Holy Trinity Sloane Street

Not all the beautiful churches were built in the Middle Ages. This is Holy Trinity Sloane Street, London (The Church of the Holy and Undivided Trinity with Saint Jude, Upper Chelsea), designed by John Dando Sedding and built in 1888-90. The church was decorated by a raft of artists associated with the Arts & Crafts movement, including Edward Burne-Jones, William Morris, H.H. Armstead, and Frederick William Pomeroy.

It has been called the "cathedral of the Arts & Crafts movement." It is a huge building, wider than St. Paul's although not as long or tall.

Sedding wrote that a church should be ‘wrought and painted over with everything that has life and beauty—in frank and fearless naturalism…’.
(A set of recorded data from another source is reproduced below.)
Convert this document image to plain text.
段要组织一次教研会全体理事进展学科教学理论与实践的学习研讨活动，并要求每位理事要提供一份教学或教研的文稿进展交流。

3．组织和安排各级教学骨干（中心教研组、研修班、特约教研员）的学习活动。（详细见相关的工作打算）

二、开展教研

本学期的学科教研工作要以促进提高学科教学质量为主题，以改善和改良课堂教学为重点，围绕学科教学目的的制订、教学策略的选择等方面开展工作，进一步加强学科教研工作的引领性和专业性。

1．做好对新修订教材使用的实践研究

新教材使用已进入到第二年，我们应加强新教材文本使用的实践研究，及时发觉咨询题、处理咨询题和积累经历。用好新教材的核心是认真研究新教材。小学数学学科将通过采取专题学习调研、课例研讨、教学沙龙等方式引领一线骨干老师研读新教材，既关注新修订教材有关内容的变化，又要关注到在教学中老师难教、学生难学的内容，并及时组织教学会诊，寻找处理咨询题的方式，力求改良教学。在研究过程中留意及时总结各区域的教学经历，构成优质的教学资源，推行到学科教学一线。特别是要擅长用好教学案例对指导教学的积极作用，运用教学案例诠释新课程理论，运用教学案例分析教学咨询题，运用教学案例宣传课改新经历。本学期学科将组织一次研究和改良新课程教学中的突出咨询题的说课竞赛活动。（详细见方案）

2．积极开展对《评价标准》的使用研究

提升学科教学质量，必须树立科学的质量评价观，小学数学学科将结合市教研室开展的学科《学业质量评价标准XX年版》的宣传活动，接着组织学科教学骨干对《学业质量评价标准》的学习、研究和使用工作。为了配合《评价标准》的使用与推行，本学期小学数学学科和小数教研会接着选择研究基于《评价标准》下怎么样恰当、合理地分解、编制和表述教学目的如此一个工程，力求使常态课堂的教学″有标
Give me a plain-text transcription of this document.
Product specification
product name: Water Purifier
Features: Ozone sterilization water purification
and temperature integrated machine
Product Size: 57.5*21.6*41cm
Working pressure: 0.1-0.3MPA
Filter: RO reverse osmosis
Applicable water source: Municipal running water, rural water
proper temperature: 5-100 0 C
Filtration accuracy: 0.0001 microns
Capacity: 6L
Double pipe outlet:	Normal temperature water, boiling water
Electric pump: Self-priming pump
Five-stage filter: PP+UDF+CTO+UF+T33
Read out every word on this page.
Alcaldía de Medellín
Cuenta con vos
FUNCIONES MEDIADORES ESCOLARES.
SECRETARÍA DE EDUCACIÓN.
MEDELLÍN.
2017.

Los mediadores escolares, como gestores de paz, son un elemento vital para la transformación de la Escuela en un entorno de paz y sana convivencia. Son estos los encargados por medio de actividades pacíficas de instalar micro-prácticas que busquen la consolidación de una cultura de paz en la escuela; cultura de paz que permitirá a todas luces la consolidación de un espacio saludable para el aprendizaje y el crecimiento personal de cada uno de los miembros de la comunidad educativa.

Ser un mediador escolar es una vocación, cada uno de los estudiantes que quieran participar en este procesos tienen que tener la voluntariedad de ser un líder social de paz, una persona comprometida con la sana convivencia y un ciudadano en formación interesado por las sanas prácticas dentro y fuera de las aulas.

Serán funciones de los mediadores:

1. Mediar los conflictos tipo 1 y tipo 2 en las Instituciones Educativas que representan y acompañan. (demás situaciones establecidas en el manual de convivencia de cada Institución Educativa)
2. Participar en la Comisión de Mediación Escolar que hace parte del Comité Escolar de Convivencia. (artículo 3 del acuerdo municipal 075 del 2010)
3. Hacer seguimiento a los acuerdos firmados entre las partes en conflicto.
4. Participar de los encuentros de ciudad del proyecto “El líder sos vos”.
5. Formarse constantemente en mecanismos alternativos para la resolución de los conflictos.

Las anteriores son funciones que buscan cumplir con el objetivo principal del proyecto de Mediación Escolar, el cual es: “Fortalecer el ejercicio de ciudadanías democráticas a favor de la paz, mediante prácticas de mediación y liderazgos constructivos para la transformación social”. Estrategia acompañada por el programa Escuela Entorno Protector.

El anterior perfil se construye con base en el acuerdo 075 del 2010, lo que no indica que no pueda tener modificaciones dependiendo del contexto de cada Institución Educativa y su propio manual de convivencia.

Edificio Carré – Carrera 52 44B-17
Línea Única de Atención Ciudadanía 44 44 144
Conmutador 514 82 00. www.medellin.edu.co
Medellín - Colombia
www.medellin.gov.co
Sedding as also a religious man whose ideas about worship are quoted on the church's web site:
It is well for a man to have a circle of religious exercises that can so hedge him about, so get behind his life and wind themselves by long familiarity into his character, that they become part of his everyday existence…
The leaders of the Arts & Crafts movement were mostly serious Christians, something their contemporary admirers have largely forgotten. They considered faith the highest possible use of their art, and much of their most beautiful work as done for churches and chapels. 

The richly decorated interior features many sculptures in bronze, stone, and wood. This lectern is by H.H. Armstead.

The church was badly damaged by incendiary bombs in World War II but was restored by the early 1960s. At one point the church hierarchy considered demolishing the structure to replace it with something smaller and less expensive to maintain. A campaign to preserve the building, led by Poet Laureate John Betjeman and the Victorian Society, was ultimately successful.




The East Window, designed by Edward Burne-Jones and manufactured by William Morris & Company. Morris may also have worked on the design.

Adoration Window by Christopher Whall and J. D. Sedding, 1900.

Some of Pomeroy's sculptures. Above, relief panel from the choir stalls. Below, angels and King Alfred.



These days the church is quite popular and has a lively congregation, so its future looks bright.